Josh Gracin tested out his luck when he joined the second season of American Idol. And with enough luck indeed, he finished fourth in the singing contest. Mind you, he served in the US Marine Corps when he auditioned for American Idol.

He completed his service in the US Marines after his American Idol journey. When honorably discharged, he signed a deal with a label to release his self-titled debut album.

11. George Jones

George Glenn Jones was referred to as the greatest country music singer of his time. During his music career, he was called “The Possum” for his nose shape and facial features and “The Rolls Royce of Country Music.”

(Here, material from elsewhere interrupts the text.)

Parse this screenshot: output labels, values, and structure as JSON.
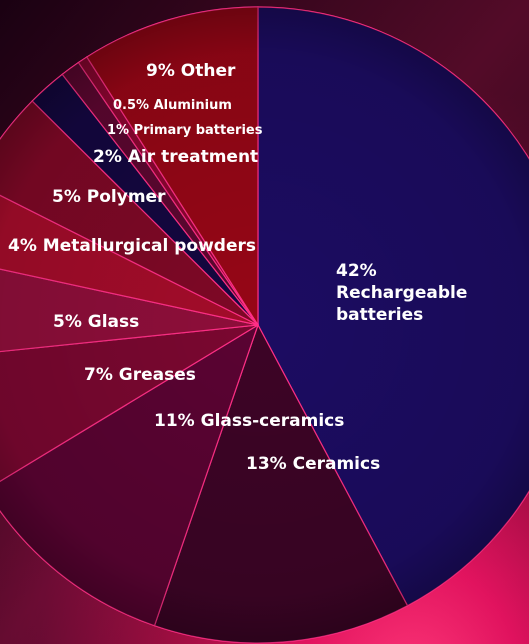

Before charting over 160 singles, he enlisted in the US Marine Corps in 1951 and was discharged in 1953. He spent two years serving the country in California. 

12. John Prine

During the Vietnam War era, Country-folk music singer John Pine joined the US Army. He was a vehicle mechanic in West Germany during his service. Also, for five years, Prine was a US Postal Service mailman.

After his service, he returned to Chicago to start his country music career. Everyone referred to Prine as one of the generation’s most influential songwriters. He was also called the “Mark Twain of songwriting.”

13. Kris Kristofferson

Family pressures could significantly affect your career decisions.

In Kris Kristofferson’s case, he was pressured by his family to serve the country by joining the US Army. He eventually attained the rank of captain.

He received flight training at Fort Rucker in Alabama and finished Ranger School. He was stationed in West Germany under the 8th Infantry Division during the 1960s. 

When Kristofferson was assigned to teach literature at West Point, he left the Army and decided to pursue his passion for songwriting. Because of this, his family disowned him. Despite what happened with his family, Kristofferson took pride in his time in the military. In 2003, Kristofferson received the Veteran of the Year Award.

We hope you’re inspired like these country music singers who pursued their passion and career for music while showing their love for their country! Salute to these patriotic men! May your legacy continue to live on.